A look at the principal cast—Daniel Day-Lewis, Marion Cotillard, Penélope Cruz, Judi Dench, Nicole Kidman, Sophia Loren, Kate Hudson, and Fergie—might lead one to suspect that the title refers to how many Oscars they’ve collectively received, but that number is actually seven. (The late Anthony Mingella, who co-wrote the script, won one as a director.) The title is a play on 8½, the classic Federico Fellini film adapted first into an Italian play, then a 1982 Tony-winning musical with songs by Maury Yeston. There are a dozen songs, including three new ones by Yeston.
It took me ten minutes to recall that it was Day-Lewis in the role of Guido Contini, a great Italian director modeled on Fellini, and not some Italian actor. (He speaks English, like everyone else, but with an accent that even comes through when he sings.) Contini is a vastly popular figure who has, however, had a couple of recent flops and can’t come up with a story for his newest film, despite the fact that pre-production is already well under way. Cotillard has the second largest role as his sweet, cheated-upon wife. Writer’s block is the storyline, but the theme is all of the women in Contini’s life: his mother (Loren), his mistress (Cruz), his leading lady (Kidman), his costume designer (Dench), his childhood object of lust (Fergie), and an American journalist (Hudson). All of them appear in the first musical production, a fantasy sequence involving a bevy of skimpily clad women on what’s supposed to be a film set.

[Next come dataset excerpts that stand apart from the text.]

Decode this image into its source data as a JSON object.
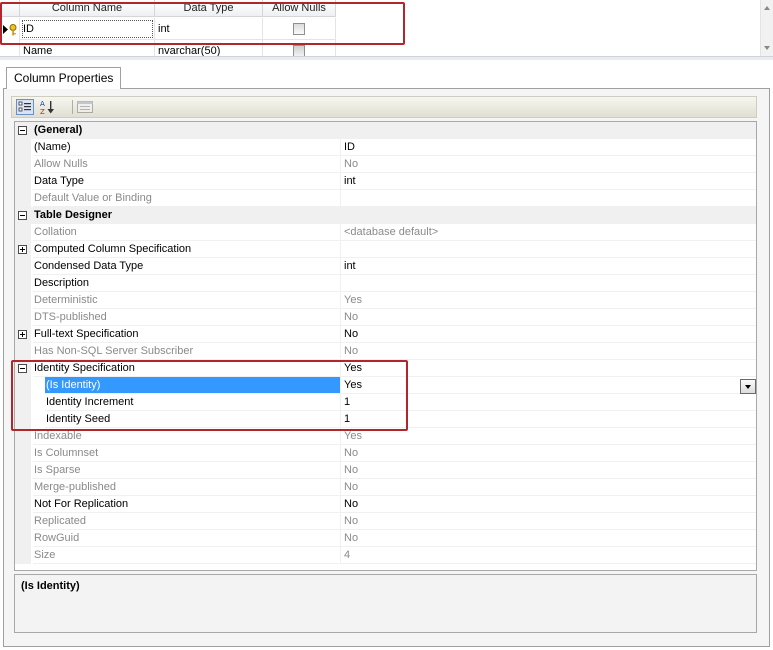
{
  "grid": {
    "headers": [
      "Column Name",
      "Data Type",
      "Allow Nulls"
    ],
    "rows": [
      {
        "name": "ID",
        "type": "int",
        "allow_nulls": false
      },
      {
        "name": "Name",
        "type": "nvarchar(50)",
        "allow_nulls": true
      }
    ]
  },
  "panel": {
    "tab_label": "Column Properties",
    "toolbar_icons": [
      "categorized-icon",
      "alphabetical-sort-icon",
      "property-pages-icon"
    ]
  },
  "properties": [
    {
      "label": "(General)",
      "value": "",
      "type": "category",
      "expander": "minus"
    },
    {
      "label": "(Name)",
      "value": "ID"
    },
    {
      "label": "Allow Nulls",
      "value": "No",
      "readonly": true
    },
    {
      "label": "Data Type",
      "value": "int"
    },
    {
      "label": "Default Value or Binding",
      "value": "",
      "readonly": true
    },
    {
      "label": "Table Designer",
      "value": "",
      "type": "category",
      "expander": "minus"
    },
    {
      "label": "Collation",
      "value": "<database default>",
      "readonly": true
    },
    {
      "label": "Computed Column Specification",
      "value": "",
      "expander": "plus"
    },
    {
      "label": "Condensed Data Type",
      "value": "int"
    },
    {
      "label": "Description",
      "value": ""
    },
    {
      "label": "Deterministic",
      "value": "Yes",
      "readonly": true
    },
    {
      "label": "DTS-published",
      "value": "No",
      "readonly": true
    },
    {
      "label": "Full-text Specification",
      "value": "No",
      "expander": "plus"
    },
    {
      "label": "Has Non-SQL Server Subscriber",
      "value": "No",
      "readonly": true
    },
    {
      "label": "Identity Specification",
      "value": "Yes",
      "expander": "minus"
    },
    {
      "label": "(Is Identity)",
      "value": "Yes",
      "indent": 1,
      "selected": true
    },
    {
      "label": "Identity Increment",
      "value": "1",
      "indent": 1
    },
    {
      "label": "Identity Seed",
      "value": "1",
      "indent": 1
    },
    {
      "label": "Indexable",
      "value": "Yes",
      "readonly": true
    },
    {
      "label": "Is Columnset",
      "value": "No",
      "readonly": true
    },
    {
      "label": "Is Sparse",
      "value": "No",
      "readonly": true
    },
    {
      "label": "Merge-published",
      "value": "No",
      "readonly": true
    },
    {
      "label": "Not For Replication",
      "value": "No"
    },
    {
      "label": "Replicated",
      "value": "No",
      "readonly": true
    },
    {
      "label": "RowGuid",
      "value": "No",
      "readonly": true
    },
    {
      "label": "Size",
      "value": "4",
      "readonly": true
    }
  ],
  "description": {
    "title": "(Is Identity)"
  },
  "colors": {
    "highlight": "#b0262c",
    "selection": "#3399ff",
    "readonly_text": "#8a8a8a"
  }
}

Nine follows the sci-fi films 9 and District 9 into theaters in ’09. It would be unfair and too easy to say that Nine is “by the numbers,” but the storyline feels overfamiliar, or at least the infidelity theme does. It is more correct to say that the film is “for the (musical) numbers,” which are elaborately staged and surprisingly well sung by the actors, who are generally not known for singing. Of course, Fergie is the exception, and belts out “Be Italian” with fervor. Yeston’s songs are wordy rather than clever or elegant, but are very descriptive of the storyline. A couple of them stuck in my head. All in all, though it might be obvious to say, this is a movie for lovers of big, fancily costumed musical production numbers. I am not such a person, but I still loved director Rob Marshall’s previous musical adaptation, Chicago. That was, in a way, just as much about moviemaking as this, since it was really a parody of a gangster movie, and the clever songs worked well with that kind of storytelling. Here the mixture of frothy production and serious themes tends to underscore how little is actually being said.